The other bottleneck in increasing jobs is the mismatch between available workers and the available jobs. According to research from human resources consultancy Randstad Sourceright, a survey of more than 400 U.S. executives found a skills gap impacting their businesses. Four-fifths of those executives said that a shortage of sufficiently skilled workers will affect their companies in the next 12 months. Complaints of hard-to-fill factory jobs are backed up by Bureau of Labor Statistics data: 324,000 manufacturing spots were open in November, up from 238,000 a year earlier.
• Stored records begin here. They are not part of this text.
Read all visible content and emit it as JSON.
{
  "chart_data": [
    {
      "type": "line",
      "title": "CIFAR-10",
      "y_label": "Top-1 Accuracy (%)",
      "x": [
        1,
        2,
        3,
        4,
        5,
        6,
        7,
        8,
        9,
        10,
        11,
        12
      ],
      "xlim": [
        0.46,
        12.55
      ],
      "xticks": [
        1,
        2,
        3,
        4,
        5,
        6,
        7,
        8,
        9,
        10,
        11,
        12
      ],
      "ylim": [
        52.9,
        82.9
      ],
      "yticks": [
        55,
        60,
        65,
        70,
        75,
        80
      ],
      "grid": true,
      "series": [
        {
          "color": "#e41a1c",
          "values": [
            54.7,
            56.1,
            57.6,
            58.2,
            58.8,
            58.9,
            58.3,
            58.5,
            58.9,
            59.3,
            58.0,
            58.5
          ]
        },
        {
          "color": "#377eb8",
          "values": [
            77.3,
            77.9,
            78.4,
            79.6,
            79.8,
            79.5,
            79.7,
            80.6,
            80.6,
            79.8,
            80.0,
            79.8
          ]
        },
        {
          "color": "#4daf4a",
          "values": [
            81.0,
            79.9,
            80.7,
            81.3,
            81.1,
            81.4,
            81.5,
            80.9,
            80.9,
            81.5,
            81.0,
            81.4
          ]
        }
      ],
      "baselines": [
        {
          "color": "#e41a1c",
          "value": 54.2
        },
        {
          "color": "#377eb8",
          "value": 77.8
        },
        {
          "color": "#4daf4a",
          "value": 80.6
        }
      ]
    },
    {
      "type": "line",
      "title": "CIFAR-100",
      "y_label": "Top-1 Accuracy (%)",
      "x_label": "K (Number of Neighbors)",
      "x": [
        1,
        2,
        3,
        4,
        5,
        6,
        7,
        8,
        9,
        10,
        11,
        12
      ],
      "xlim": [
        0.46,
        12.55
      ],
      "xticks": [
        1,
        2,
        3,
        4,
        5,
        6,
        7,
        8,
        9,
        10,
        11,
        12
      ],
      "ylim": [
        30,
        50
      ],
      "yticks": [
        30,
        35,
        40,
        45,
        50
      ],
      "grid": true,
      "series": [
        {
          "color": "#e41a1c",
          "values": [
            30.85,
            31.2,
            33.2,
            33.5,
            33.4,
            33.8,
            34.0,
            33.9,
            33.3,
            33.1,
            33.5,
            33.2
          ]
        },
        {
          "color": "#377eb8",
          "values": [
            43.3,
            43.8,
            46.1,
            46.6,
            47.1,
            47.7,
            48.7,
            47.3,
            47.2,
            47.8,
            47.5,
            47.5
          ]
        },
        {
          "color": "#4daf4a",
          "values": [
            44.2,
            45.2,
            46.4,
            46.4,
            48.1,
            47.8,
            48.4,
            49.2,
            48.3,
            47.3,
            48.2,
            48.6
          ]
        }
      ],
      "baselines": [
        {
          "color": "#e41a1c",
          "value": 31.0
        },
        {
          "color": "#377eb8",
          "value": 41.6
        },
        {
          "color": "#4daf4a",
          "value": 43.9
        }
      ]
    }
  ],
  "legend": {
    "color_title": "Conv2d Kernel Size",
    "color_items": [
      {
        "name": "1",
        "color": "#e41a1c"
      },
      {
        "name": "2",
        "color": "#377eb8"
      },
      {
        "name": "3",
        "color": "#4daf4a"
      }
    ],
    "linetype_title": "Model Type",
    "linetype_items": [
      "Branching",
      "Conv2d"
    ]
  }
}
Another problem that the Trump approach doesn’t address is that jobs creation isn’t equal. Right now, employees of high-tech companies receive almost 12% of all employee compensation, but there are only seven million of them and the average salary is close to $105,000, more than double the salary of the average industrial or manufacturing employee, or triple that of a construction worker. In addition, the tech industries are only adding about 200,000 employees a year. That doesn’t do much for the nearly 15 million unemployed or underemployed Americans, or the roughly three million college graduates each year. The largest numbers of jobs are in the lower paid service industries, and all the investment money putatively freed up by the tax cuts will be going to tech-heavy companies, and those jobs comprise less than 5% of total U.S. employment.

Massive tax cuts, more defense spending, a major infrastructure initiative… all to be paid for by new jobs and cuts in such federal programs as PBS, NPR, the Endowments for the Arts and Humanities, foreign aid, and the like? The numbers don’t add up, even if the political appeal does, perhaps because most Americans don’t seem to understand the numbers, or care to.